Increased carbon dioxide from climate change impacts our garden plants and plant growth worldwide. The build-up in carbon dioxide causes plants to grow bigger but less nutritious, according to research notes in the January/February Horticulture magazine.
Researchers at Michigan State University found that plants treated with higher carbon dioxide had reduced phosphorus in their stems and leaves. Phosphorus is necessary for photosynthesis in plants which creates energy for plant growth.
A retail fertilizer containing phosphorus may be applied to a plant to counter its lower phosphorus level. But world reserves of phosphorus, a natural product, are limited.
Sustainable world food production will be impacted by rising carbon dioxide levels.
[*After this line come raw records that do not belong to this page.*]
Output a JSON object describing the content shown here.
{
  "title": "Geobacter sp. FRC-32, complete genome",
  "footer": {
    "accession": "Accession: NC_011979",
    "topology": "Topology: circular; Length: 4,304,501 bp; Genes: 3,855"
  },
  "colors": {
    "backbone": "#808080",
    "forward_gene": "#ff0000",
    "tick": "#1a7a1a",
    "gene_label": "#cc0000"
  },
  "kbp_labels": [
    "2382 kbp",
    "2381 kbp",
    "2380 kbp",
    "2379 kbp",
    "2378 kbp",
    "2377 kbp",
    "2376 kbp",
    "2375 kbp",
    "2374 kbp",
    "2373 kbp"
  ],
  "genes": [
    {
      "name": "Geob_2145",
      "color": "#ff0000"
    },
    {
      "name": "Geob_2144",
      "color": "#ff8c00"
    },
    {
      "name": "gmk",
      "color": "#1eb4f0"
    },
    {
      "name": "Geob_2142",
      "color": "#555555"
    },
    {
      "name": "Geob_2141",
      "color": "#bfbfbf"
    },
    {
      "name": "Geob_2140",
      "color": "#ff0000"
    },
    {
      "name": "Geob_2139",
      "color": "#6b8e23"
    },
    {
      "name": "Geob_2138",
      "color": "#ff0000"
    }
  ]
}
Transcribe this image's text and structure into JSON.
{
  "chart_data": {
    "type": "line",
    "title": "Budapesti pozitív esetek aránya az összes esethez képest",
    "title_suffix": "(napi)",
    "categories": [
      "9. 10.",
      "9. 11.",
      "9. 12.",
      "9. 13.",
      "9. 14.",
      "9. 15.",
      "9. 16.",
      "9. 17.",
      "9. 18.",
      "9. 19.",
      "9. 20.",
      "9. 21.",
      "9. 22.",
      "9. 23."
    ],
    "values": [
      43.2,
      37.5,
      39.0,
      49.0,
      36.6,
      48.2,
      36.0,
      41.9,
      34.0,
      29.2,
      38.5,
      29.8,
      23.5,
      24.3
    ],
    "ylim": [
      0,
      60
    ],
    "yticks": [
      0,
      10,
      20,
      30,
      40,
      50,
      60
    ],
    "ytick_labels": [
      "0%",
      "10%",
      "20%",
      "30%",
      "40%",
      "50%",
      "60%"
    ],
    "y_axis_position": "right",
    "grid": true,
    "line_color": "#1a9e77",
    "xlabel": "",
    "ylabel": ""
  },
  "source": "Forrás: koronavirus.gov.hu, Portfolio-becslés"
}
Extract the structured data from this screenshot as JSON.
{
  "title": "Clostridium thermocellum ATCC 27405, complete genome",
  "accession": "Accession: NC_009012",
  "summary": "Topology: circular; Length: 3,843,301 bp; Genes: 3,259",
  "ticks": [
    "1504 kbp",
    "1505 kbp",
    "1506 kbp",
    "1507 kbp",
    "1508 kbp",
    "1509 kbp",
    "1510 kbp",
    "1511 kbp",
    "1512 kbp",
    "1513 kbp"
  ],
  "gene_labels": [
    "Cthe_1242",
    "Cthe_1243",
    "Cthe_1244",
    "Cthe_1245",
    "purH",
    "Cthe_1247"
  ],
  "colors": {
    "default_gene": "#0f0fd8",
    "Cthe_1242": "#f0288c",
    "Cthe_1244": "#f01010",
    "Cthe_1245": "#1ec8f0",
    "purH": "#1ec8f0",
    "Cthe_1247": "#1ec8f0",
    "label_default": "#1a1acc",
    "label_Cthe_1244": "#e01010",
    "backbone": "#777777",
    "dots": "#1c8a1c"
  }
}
Some questions from this study that need research include more on: How do plants regulate phosphorus for survival? What are plants’ adaptations to reduced phosphorus in their cells? What plants can survive and adapt to increased carbon dioxide levels? The study is found at: https://bit.ly/3EUREVH
Last season’s tree leaves can be a garden resource for mulch in flowerbeds and gardens. Mowing over the dry leaves breaks them into bits that lay in place for use in windy locations.
Re-using leaves as mulch or for another purpose, instead of burning them in spring cleanup, puts less carbon dioxide into the air at once. In the slower process of mulch decomposition, various organisms such as earthworms may also get nutriment from the mulch. This way, less carbon dioxide is put into the air than burning and may be more beneficial to the garden. More about this in the January/February issue of Horticulture magazine.